APPLICATION OF DISCONTINUOUS DIGITAL IMAGE CORRELATION IN CRACK RECONSTRUCTION

The digital image correlation (DIC) method is a new non-destructive, contactless displacement measurement approach and it can be broadly applied in mechanical engineering with wide application prospect. However, this efficient and convenient displacement measurement method is difficult to apply in fracture mechanics due to the limitation that continuous deformation is required when processing the deformed images with standard digital image correlation methods. Aiming at solving this problem, this paper proposes a novel discontinuous digital image correlation (DDIC) method by introducing the splitted subset model to take the place of continuous model and use it to analyze the discontinuous areas where standard digital image correlation method is not valid in. The displacement of the original pixel points is studied when discontinuities such as cracks occurs, and the crack opening vector is introduced to represent the displacement relationship between the master zone and the slave zone after subset splitting into two parts.
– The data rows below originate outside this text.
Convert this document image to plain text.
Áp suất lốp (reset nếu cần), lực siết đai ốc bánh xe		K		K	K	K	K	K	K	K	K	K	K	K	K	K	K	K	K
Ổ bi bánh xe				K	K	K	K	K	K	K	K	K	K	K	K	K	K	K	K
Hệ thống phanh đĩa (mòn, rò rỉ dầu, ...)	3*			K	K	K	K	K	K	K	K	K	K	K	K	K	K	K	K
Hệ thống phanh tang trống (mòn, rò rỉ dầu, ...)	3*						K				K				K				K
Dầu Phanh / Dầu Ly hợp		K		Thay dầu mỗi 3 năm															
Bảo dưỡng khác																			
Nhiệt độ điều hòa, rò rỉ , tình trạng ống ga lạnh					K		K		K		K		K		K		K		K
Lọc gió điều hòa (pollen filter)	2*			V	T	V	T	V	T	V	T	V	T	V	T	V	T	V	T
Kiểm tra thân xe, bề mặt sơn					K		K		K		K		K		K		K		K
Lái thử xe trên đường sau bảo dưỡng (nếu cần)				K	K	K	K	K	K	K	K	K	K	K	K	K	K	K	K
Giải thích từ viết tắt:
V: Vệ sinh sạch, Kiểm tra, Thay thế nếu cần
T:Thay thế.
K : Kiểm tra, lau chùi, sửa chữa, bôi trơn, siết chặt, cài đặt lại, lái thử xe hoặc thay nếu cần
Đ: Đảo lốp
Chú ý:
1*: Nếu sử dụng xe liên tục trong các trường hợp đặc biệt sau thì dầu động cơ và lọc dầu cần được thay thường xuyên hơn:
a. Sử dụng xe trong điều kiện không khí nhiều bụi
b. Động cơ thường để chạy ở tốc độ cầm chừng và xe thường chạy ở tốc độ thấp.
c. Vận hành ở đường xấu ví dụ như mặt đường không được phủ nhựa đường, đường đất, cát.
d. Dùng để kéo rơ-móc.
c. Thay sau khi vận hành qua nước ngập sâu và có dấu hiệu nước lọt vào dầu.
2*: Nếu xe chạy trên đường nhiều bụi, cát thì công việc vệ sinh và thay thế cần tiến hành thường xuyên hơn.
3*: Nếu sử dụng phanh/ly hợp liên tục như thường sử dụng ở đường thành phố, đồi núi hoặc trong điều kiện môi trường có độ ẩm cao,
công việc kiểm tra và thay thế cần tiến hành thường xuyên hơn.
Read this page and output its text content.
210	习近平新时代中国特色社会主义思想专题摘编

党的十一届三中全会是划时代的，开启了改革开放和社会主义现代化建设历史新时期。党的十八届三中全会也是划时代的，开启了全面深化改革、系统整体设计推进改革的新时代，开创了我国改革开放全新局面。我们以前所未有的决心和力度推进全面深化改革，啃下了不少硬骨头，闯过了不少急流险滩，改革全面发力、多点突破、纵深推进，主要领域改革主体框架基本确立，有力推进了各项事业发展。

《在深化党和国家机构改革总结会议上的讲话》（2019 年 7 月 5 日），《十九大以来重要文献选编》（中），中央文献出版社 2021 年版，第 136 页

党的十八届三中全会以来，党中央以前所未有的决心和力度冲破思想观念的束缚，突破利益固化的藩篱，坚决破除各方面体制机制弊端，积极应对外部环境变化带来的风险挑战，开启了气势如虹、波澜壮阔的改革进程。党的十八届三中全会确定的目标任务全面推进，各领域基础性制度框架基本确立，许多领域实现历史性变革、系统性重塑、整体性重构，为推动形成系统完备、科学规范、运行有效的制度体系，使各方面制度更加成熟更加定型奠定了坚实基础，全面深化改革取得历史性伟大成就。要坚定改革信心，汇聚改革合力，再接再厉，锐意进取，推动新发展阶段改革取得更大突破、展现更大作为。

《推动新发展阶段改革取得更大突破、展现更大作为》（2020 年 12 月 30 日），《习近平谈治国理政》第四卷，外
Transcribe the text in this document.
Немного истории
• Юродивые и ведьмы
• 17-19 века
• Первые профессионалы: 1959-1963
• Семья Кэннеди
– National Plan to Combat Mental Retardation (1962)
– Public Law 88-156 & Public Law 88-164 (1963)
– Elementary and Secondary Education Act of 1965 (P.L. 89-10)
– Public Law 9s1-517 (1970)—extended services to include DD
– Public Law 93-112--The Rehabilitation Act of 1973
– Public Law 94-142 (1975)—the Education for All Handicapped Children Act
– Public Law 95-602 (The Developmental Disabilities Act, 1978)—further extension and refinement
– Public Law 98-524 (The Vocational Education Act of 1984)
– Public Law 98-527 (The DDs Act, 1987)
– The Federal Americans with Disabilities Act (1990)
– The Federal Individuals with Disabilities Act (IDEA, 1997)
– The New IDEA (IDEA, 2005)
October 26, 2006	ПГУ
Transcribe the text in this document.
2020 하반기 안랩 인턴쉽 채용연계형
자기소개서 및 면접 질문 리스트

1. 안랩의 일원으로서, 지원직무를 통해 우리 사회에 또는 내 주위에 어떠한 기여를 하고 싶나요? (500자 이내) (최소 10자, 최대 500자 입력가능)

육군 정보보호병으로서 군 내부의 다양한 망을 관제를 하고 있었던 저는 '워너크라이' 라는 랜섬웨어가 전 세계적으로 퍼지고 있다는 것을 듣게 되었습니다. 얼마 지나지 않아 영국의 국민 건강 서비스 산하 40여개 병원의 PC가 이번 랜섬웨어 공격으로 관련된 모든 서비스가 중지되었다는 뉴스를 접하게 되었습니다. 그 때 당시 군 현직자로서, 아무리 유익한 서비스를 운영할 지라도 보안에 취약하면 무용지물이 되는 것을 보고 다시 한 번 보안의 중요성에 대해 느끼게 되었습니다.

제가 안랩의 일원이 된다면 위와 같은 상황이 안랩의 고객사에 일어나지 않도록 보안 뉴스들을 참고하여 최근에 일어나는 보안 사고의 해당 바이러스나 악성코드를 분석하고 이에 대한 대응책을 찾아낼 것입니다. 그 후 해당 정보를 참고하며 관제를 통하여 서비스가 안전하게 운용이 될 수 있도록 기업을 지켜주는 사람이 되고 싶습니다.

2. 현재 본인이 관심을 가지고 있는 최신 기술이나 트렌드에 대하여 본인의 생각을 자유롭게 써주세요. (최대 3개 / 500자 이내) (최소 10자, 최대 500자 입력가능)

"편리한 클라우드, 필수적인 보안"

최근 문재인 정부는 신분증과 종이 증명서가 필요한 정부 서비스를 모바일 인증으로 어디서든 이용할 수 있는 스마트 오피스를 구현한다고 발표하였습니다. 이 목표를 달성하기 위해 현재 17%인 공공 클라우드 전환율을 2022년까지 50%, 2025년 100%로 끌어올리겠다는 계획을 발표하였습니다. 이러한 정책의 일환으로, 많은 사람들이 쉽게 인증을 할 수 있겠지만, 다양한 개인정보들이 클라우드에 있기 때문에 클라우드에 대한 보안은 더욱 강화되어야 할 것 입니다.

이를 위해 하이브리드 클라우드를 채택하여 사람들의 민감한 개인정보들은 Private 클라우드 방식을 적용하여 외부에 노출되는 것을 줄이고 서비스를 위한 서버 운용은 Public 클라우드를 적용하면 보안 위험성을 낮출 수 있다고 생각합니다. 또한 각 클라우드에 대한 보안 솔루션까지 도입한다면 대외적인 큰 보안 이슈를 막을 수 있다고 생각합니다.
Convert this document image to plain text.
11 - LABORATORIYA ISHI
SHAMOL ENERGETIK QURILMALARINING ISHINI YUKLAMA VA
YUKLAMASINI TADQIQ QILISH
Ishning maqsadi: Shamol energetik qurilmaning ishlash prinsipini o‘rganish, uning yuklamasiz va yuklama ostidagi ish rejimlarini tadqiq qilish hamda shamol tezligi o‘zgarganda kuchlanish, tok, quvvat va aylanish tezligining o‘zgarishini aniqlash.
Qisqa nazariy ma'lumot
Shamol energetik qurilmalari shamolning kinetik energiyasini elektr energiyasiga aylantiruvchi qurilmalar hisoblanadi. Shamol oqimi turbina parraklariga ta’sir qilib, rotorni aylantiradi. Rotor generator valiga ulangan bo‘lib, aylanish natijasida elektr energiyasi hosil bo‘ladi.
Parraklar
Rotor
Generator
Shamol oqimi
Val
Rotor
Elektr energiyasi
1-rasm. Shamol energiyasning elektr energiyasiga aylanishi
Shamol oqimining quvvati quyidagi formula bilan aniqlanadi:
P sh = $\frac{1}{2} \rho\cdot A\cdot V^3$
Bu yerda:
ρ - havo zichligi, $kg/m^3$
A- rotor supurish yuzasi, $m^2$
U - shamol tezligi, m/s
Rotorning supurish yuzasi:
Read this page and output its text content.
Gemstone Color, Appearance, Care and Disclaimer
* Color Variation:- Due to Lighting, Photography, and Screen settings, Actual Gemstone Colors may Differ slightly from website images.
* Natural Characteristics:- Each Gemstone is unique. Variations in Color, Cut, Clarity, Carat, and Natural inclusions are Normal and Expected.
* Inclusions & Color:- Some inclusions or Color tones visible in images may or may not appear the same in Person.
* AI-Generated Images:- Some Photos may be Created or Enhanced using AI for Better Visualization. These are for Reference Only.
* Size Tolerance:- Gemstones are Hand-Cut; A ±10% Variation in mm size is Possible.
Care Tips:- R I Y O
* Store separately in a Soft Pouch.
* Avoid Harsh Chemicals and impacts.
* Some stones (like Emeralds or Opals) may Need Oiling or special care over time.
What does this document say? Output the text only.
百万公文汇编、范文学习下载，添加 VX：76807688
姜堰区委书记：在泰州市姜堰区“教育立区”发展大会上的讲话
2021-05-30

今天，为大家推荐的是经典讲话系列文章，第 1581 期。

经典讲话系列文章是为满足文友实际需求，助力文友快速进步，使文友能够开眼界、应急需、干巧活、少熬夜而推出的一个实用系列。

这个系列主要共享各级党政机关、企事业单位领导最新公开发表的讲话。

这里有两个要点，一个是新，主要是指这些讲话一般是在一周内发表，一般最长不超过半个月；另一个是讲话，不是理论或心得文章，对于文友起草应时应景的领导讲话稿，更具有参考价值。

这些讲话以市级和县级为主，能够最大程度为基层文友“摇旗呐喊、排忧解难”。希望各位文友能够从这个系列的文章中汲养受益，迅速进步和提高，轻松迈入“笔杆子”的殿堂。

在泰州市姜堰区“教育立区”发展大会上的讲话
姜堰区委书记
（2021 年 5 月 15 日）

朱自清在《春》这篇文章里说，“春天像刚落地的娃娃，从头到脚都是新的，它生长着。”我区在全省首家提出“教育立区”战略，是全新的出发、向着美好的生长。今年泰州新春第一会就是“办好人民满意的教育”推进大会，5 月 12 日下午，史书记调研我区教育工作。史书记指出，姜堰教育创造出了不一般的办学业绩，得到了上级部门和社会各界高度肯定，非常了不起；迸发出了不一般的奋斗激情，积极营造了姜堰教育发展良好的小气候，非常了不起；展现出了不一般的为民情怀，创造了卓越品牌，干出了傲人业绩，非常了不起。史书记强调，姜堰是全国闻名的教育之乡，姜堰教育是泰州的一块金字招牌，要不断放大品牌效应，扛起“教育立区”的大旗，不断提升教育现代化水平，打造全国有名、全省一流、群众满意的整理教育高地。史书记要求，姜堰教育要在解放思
Thus the mathematical model of the splitted subset can be established by using the crack opening vector to correlate the master zone and the slave zone, and the corresponding image correlation algorithm can be designed based on this model. Afterwards, the proposed discontinuous digital image correlation method is used to measure the displacements of the deformed images obtained from the cracking process when a tensile test is applied to the notched plate. The research results show that the proposed DDIC method works well in both continuous and discontinuous areas, and when compared with the standard DIC method, the DDIC method is capable to solve the validation problem of image correlation method in discontinuous region, and improves the accuracy for displacement measurement, moreover, the proposed method is able to reconstruct the crack faces and the displacement fields in the vicinity region crack, and the accuracy of displacement measurement can be controlled within the range of subpixel level.